Wanda Seiler kuratiert die Ausstellung «Reality-Check! Arbeit, Migration, Geschichte(n)» (Arbeitstitel) im Museum Schaffen in Winterthur. Das Thema prägt die Stadt. Um den richtigen Zugang zu finden, wenden Seiler und ihr Team innovative Methoden an. Sie wollen individuelle Geschichten sichtbar machen.

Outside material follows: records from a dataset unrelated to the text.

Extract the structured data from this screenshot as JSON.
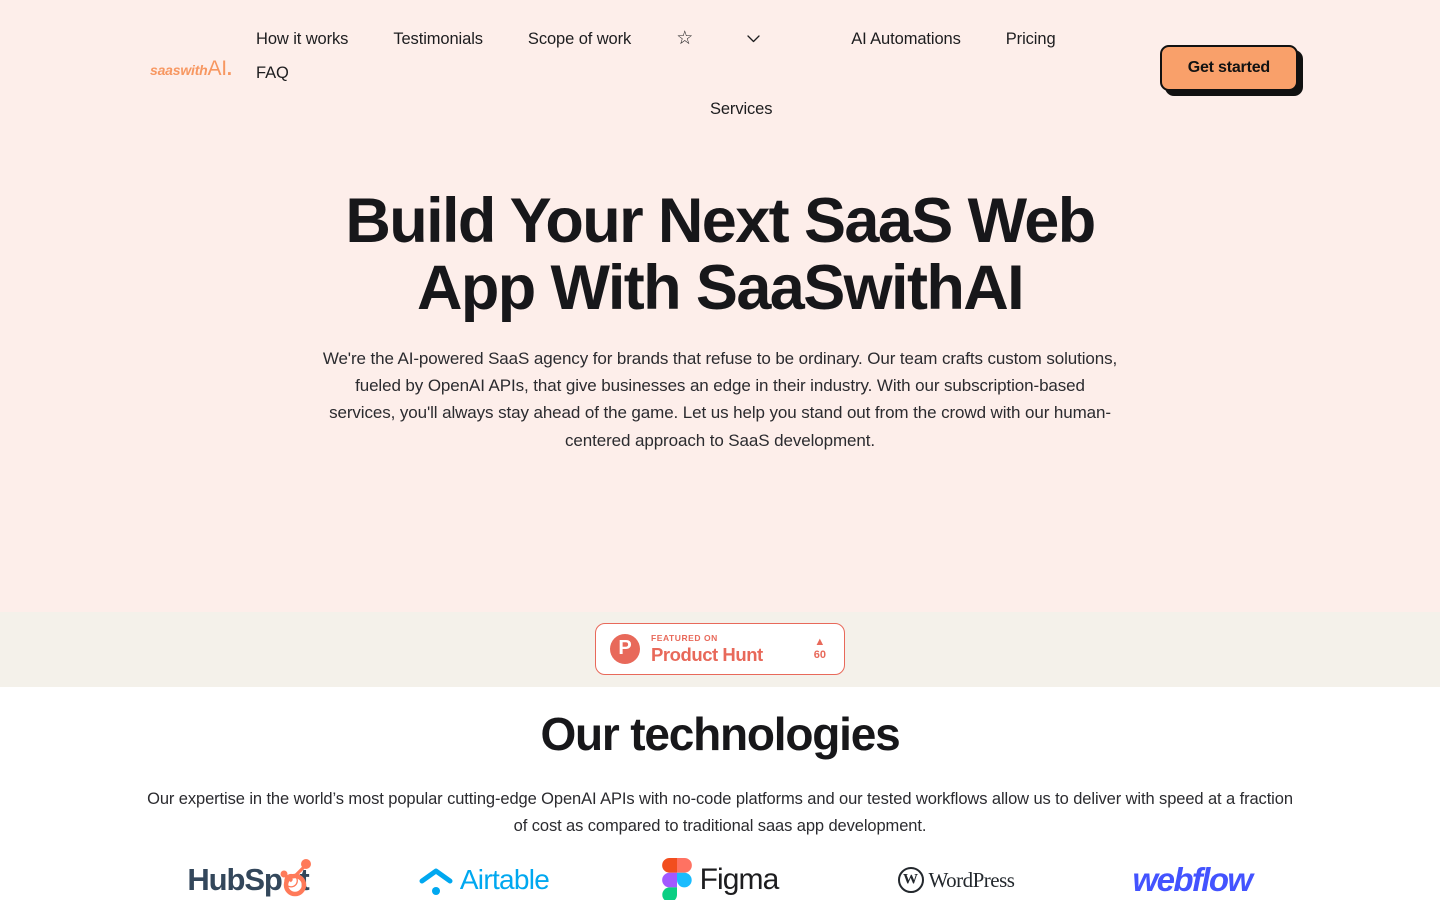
{
  "brand": {
    "logo_italic": "saaswith",
    "logo_ai": "AI",
    "logo_dot": "."
  },
  "nav": {
    "items": [
      {
        "label": "How it works",
        "name": "how-it-works"
      },
      {
        "label": "Testimonials",
        "name": "testimonials"
      },
      {
        "label": "Scope of work",
        "name": "scope-of-work"
      }
    ],
    "dropdown": {
      "label": "Services",
      "star_icon": "☆",
      "chevron_icon": "chevron-down-icon"
    },
    "items_right": [
      {
        "label": "AI Automations",
        "name": "ai-automations"
      },
      {
        "label": "Pricing",
        "name": "pricing"
      },
      {
        "label": "FAQ",
        "name": "faq"
      }
    ],
    "cta_label": "Get started"
  },
  "hero": {
    "title_line1": "Build Your Next SaaS Web",
    "title_line2": "App With SaaSwithAI",
    "subtitle": "We're the AI-powered SaaS agency for brands that refuse to be ordinary. Our team crafts custom solutions, fueled by OpenAI APIs, that give businesses an edge in their industry. With our subscription-based services, you'll always stay ahead of the game. Let us help you stand out from the crowd with our human-centered approach to SaaS development."
  },
  "product_hunt": {
    "logo_letter": "P",
    "featured_label": "FEATURED ON",
    "product_name": "Product Hunt",
    "upvote_icon": "▲",
    "upvote_count": "60"
  },
  "technologies": {
    "title": "Our technologies",
    "description": "Our expertise in the world’s most popular cutting-edge OpenAI APIs with no-code platforms and our tested workflows allow us to deliver with speed at a fraction of cost as compared to traditional saas app development.",
    "logos": [
      {
        "name": "hubspot",
        "label": "HubSp",
        "label_tail": "t"
      },
      {
        "name": "airtable",
        "label": "Airtable"
      },
      {
        "name": "figma",
        "label": "Figma"
      },
      {
        "name": "wordpress",
        "label": "WordPress"
      },
      {
        "name": "webflow",
        "label": "webflow"
      }
    ]
  },
  "colors": {
    "hero_background": "#fdeeea",
    "band_background": "#f4f1ea",
    "accent_orange": "#f9a06a",
    "brand_orange": "#f79761",
    "product_hunt_coral": "#e8695a",
    "text_dark": "#17171a",
    "webflow_blue": "#4353ff",
    "airtable_blue": "#00a8f0",
    "wordpress_dark": "#23282d",
    "hubspot_navy": "#33475b"
  }
}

Die Kuratorin Wanda Seiler freut sich darauf, für die neue Ausstellung Zeitzeug:innen zu interviewen. Foto: Livia Betschart


Früher dampfte und zischte es hier. Ein penetranter Metallgeruch lag in der Luft. Heute hört man Vögel zwitschern und riecht frischen Kaffee. Auch die Arbeitsbedingungen haben sich geändert. In der ehemaligen Produktionshalle von Sulzer auf dem Lagerplatz in Winterthur haben in den 1950er-Jahren Gastarbeiter aus Südeuropa schwere Eisenteile bearbeitet.



An der Decke des heutigen Cafés sind noch Originalteile der Sulzer Giesserei vorhanden. Foto: Hannah Hitz


Heute arbeitet Wanda Seiler als Kuratorin in der Halle, in der das Museum Schaffen seinen Ort gefunden hat. Unter ihrer Leitung wird voraussichtlich im Februar 2024 eine Ausstellung zum Thema Arbeit und Migration die Halle bespielen. Für Seiler ist «Reality-Check! Arbeit, Migration, Geschichte(n)» die erste grössere Ausstellung, die sie als Kuratorin leitet. Sie freut sich besonders, denn das Thema liegt ihr am Herzen. Seiler ist überzeugt: «Die Schweiz ist nicht ohne Migration denkbar. Bis heute wird das oft ausgeklammert.»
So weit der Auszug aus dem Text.